Indeed, the game is sweet music to his ears, and his ears can distinguish much, much more than the average fan: Cizek is an acoustical engineer who did graduate work at Massachusettes Institute of Technology after studying music and physics at Indiana for three years in the early 1960s. For several years, he owned his own audio company, then worked for two Los Angeles-area stereo speaker manufacturers. He now works as a consultant and lives in Torrance.
The elder Cizek not only recognizes the snap, crackle and pop of a good fastball, but he can tell you whether it was a fastball at all. His explanations are almost professorial.
"You can't always go by the pop of the ball, because if it hits right in the cup (of the glove), it makes a lot of noise," he says, gesturing with his hands. "When the ball hits the glove at a different velocity, there's a different harmonic structure to it, almost a crack. I can hear the stitches, I can tell if he has good rotation on the ball."
When his son was pitching in high school, the elder Cizek typically could be found sitting near the Kennedy dugout, as close to the action as possible.
"He gets right up close to the fence and can practically call every pitch," said Dick Whitney, the Kennedy athletic director. "He knows what Mitch is going to throw."
His baseball savvy, however, was not necessarily learned in the stands. For years, in fact, before the family relocated to Southern California, Cizek was a youth baseball coach in Yukon, Okla.
"I didn't think Mitch was getting much instruction, so I got with a friend from work and said, 'Why not put together a team this year?' " Roy said. "I was kind of scared. I didn't know what people would think about me."
Not much, as it turned out. Mitch, who was 12 at the time, remembers the reaction of the kids who showed up for the first day of practice.
"The first day, they walked up and said, 'A blind coach? No way,' " said Mitch, who lives with his stepmother in Panorama City. "They turned right around and walked off. Even myself, I didn't know what was going to happen."
Roy's co-coach left the team a few weeks later, leaving Cizek to handle the team. Despite more than a few doubters, he eventually won over the players, parents and fans and became a cause celebre of sorts. Roy was featured on a segment of NBC's "Real People," and was the subject of several newspaper articles. The Cizeks led the team to a city championship and finished second the following year.
"I think the initial back pressure from parents and everybody really made me want to do it even more," Roy said.

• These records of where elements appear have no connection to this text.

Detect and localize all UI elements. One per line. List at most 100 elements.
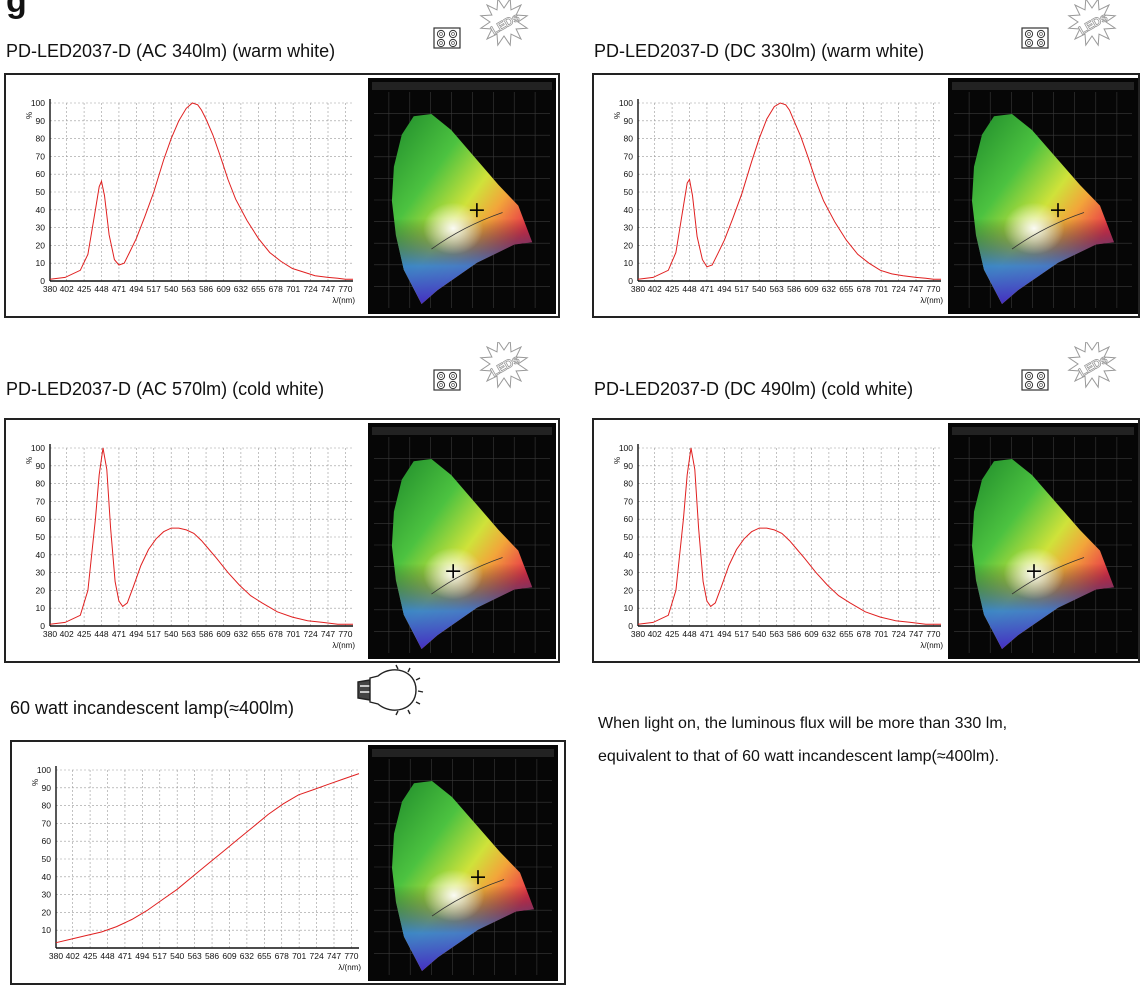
x-tick-label: 494 <box>135 951 149 961</box>
x-tick-label: 724 <box>303 284 317 294</box>
y-tick-label: 0 <box>40 621 45 631</box>
x-tick-label: 586 <box>205 951 219 961</box>
x-tick-label: 494 <box>717 629 731 639</box>
y-tick-label: 90 <box>42 783 52 793</box>
y-tick-label: 50 <box>36 532 46 542</box>
x-tick-label: 563 <box>182 629 196 639</box>
x-tick-label: 586 <box>787 284 801 294</box>
grid <box>637 102 941 282</box>
x-tick-label: 701 <box>874 284 888 294</box>
spectrum-chart-3: 380 402 425 448 471 494 517 540 563 586 609 632 655 6… <box>25 443 355 650</box>
x-tick-label: 701 <box>286 629 300 639</box>
y-tick-label: 60 <box>36 169 46 179</box>
y-tick-label: 20 <box>624 585 634 595</box>
cie-diagram-1 <box>368 78 556 314</box>
x-tick-label: 747 <box>909 629 923 639</box>
x-tick-label: 517 <box>153 951 167 961</box>
y-tick-label: 0 <box>628 621 633 631</box>
x-tick-label: 540 <box>170 951 184 961</box>
x-tick-label: 471 <box>118 951 132 961</box>
x-tick-label: 678 <box>857 629 871 639</box>
y-tick-label: 90 <box>36 461 46 471</box>
led-array-icon: LEDs <box>1021 0 1117 49</box>
y-tick-label: 20 <box>36 240 46 250</box>
x-tick-label: 747 <box>321 284 335 294</box>
x-tick-label: 655 <box>839 284 853 294</box>
planckian-locus <box>431 212 503 250</box>
x-axis-label: λ/(nm) <box>332 296 355 305</box>
x-tick-label: 632 <box>822 629 836 639</box>
y-tick-label: 70 <box>36 496 46 506</box>
spectrum-chart-1: 380 402 425 448 471 494 517 540 563 586 609 632 655 6… <box>25 98 355 305</box>
x-tick-label: 586 <box>787 629 801 639</box>
y-tick-label: 10 <box>624 603 634 613</box>
x-tick-label: 632 <box>822 284 836 294</box>
y-tick-label: 90 <box>624 461 634 471</box>
x-tick-label: 540 <box>164 629 178 639</box>
y-tick-label: 90 <box>36 116 46 126</box>
y-tick-label: 70 <box>624 496 634 506</box>
y-tick-label: 20 <box>624 240 634 250</box>
y-tick-label: 10 <box>624 258 634 268</box>
x-tick-label: 655 <box>251 284 265 294</box>
y-axis-label: % <box>25 457 34 464</box>
y-tick-label: 70 <box>42 818 52 828</box>
x-tick-label: 724 <box>891 629 905 639</box>
y-tick-label: 50 <box>624 187 634 197</box>
x-tick-label: 517 <box>735 629 749 639</box>
x-tick-label: 724 <box>303 629 317 639</box>
spectrum-line <box>49 447 353 625</box>
x-tick-label: 563 <box>770 284 784 294</box>
x-tick-label: 402 <box>648 629 662 639</box>
x-tick-label: 402 <box>66 951 80 961</box>
x-tick-label: 609 <box>804 629 818 639</box>
x-tick-label: 380 <box>43 284 57 294</box>
x-axis-label: λ/(nm) <box>338 963 361 972</box>
y-tick-label: 40 <box>624 550 634 560</box>
x-tick-label: 402 <box>60 284 74 294</box>
planckian-locus <box>1011 557 1085 595</box>
description-line-1: When light on, the luminous flux will be… <box>598 715 1008 732</box>
x-tick-label: 747 <box>321 629 335 639</box>
x-tick-label: 701 <box>874 629 888 639</box>
chart-title-1: PD-LED2037-D (AC 340lm) (warm white) <box>6 41 336 61</box>
x-tick-label: 701 <box>286 284 300 294</box>
x-tick-label: 770 <box>338 629 352 639</box>
y-tick-label: 80 <box>42 801 52 811</box>
y-tick-label: 50 <box>42 854 52 864</box>
x-tick-label: 609 <box>804 284 818 294</box>
x-axis-label: λ/(nm) <box>332 641 355 650</box>
y-tick-label: 60 <box>42 836 52 846</box>
grid <box>49 447 353 627</box>
x-tick-label: 747 <box>909 284 923 294</box>
x-tick-label: 678 <box>857 284 871 294</box>
page-heading: g <box>6 0 27 20</box>
x-tick-label: 770 <box>338 284 352 294</box>
x-tick-label: 655 <box>839 629 853 639</box>
spectrum-line <box>55 773 360 944</box>
chart-frame-2: 380 402 425 448 471 494 517 540 563 586 609 632 655 6… <box>592 73 1140 318</box>
y-tick-label: 30 <box>36 223 46 233</box>
y-tick-label: 0 <box>628 276 633 286</box>
x-tick-label: 540 <box>752 629 766 639</box>
y-tick-label: 20 <box>36 585 46 595</box>
y-tick-label: 100 <box>31 443 45 453</box>
y-tick-label: 40 <box>36 550 46 560</box>
x-tick-label: 448 <box>682 629 696 639</box>
x-tick-label: 471 <box>112 629 126 639</box>
x-tick-label: 770 <box>344 951 358 961</box>
x-tick-label: 425 <box>665 629 679 639</box>
x-tick-label: 448 <box>682 284 696 294</box>
y-tick-label: 10 <box>36 258 46 268</box>
y-tick-label: 40 <box>624 205 634 215</box>
y-tick-label: 80 <box>624 479 634 489</box>
x-tick-label: 494 <box>717 284 731 294</box>
y-tick-label: 40 <box>36 205 46 215</box>
y-tick-label: 30 <box>36 568 46 578</box>
y-axis-label: % <box>613 112 622 119</box>
led-array-icon: LEDs <box>433 342 529 391</box>
grid <box>637 447 941 627</box>
y-tick-label: 90 <box>624 116 634 126</box>
x-tick-label: 425 <box>665 284 679 294</box>
chart-frame-4: 380 402 425 448 471 494 517 540 563 586 609 632 655 6… <box>592 418 1140 663</box>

To effectively coach--in light of the dark, so to speak--Cizek had to make several personal modifications. He used a pitching machine to shoot fly balls to his outfielders, who were asked to turn their back to home plate, then pick the ball up in flight to help develop quickness. To hit infield grounders, Cizek held the ball in his left hand, a bat in his right, and threw the ball into the swinging bat. Infielders were not informed who Cizek would be hitting the ball to, which helped keep players alert, he says.